Cultivo de anteras e inducción de callo haploide en germoplasma bc3 de girasol (Helianthus annuus L.)

El girasol es la cuarta oleaginosa más importante a nivel mundial debido a su producción anual y al alto contenido de aceite en la semilla. Por otro lado, los haploides son una alternativa para obtener líneas endogámicas en corto tiempo. El objetivo de esta investigación fue desarrollar un protocolo para obtener callo haploide cultivando anteras in vitro en germoplasma segregante, empleando el medio Murashige & Skoog (MS). Se realizaron dos bioensayos: el primero consistió de 25 tratamientos con combinación de cinco dosis de ácido 2,4-diclorofenoxiacético (2,4-D) y benciladenina (BA) de 0 μM a 54 μM; el segundo consistió de cinco tratamientos, partiendo de 1.36 μM de 2,4-D y 1.33 μM de BA, incrementando en 1.36 μM y 1.33 μM de 2,4-D y BA, respectivamente, hasta la concentración de 6.80 μM de 2,4-D y 6.65 μM de BA. El callo obtenido se fijó con Farmer y fue observado al microscopio.

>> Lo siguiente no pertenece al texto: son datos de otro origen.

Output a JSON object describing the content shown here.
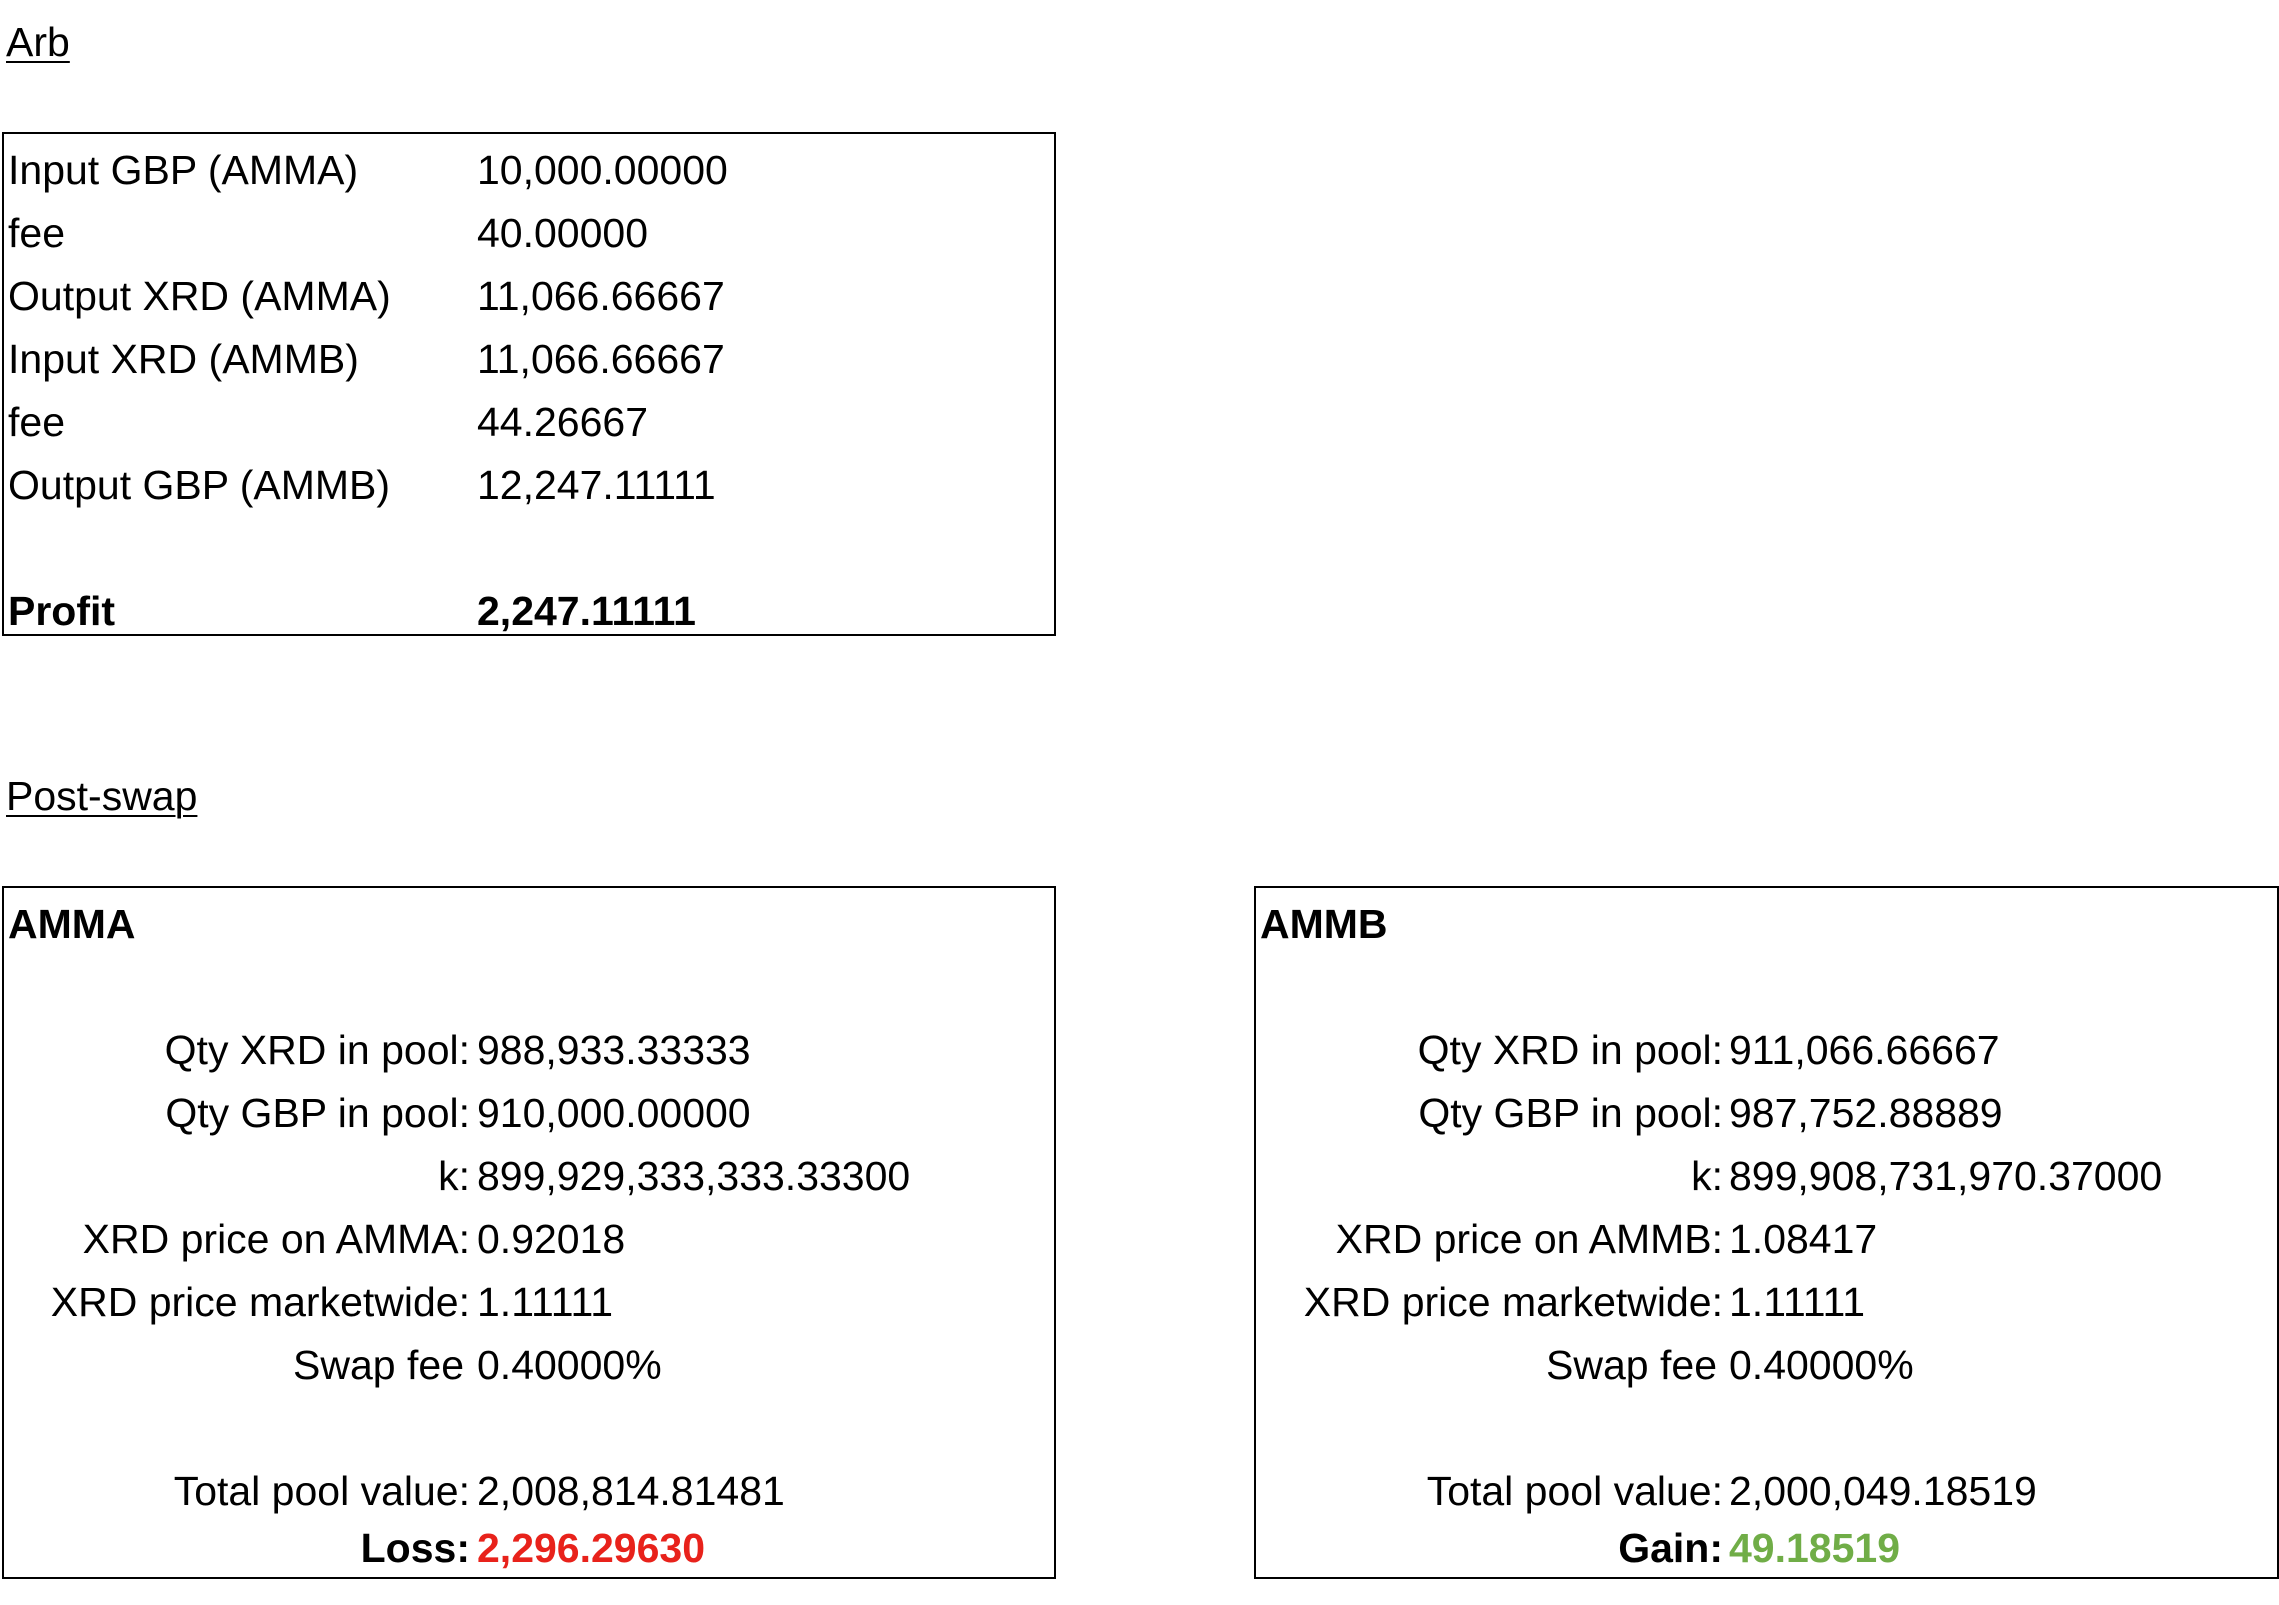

En el bioensayo I, la inducción de callo apareció en 25 días en dosis bajas, con mayor peso fresco; con dosis mayores, la inducción se presentó en 40 días (r = -0.95). En el bioensayo II, la inducción apareció en 23 días con la dosis 6.80 μM de 2,4-D y 6.65 μM de BA y mayor peso fresco de callo. No se obtuvieron brotes en callos trasplantados. Se observaron granos de polen, callo haploide y diploide y células con genoma haploide.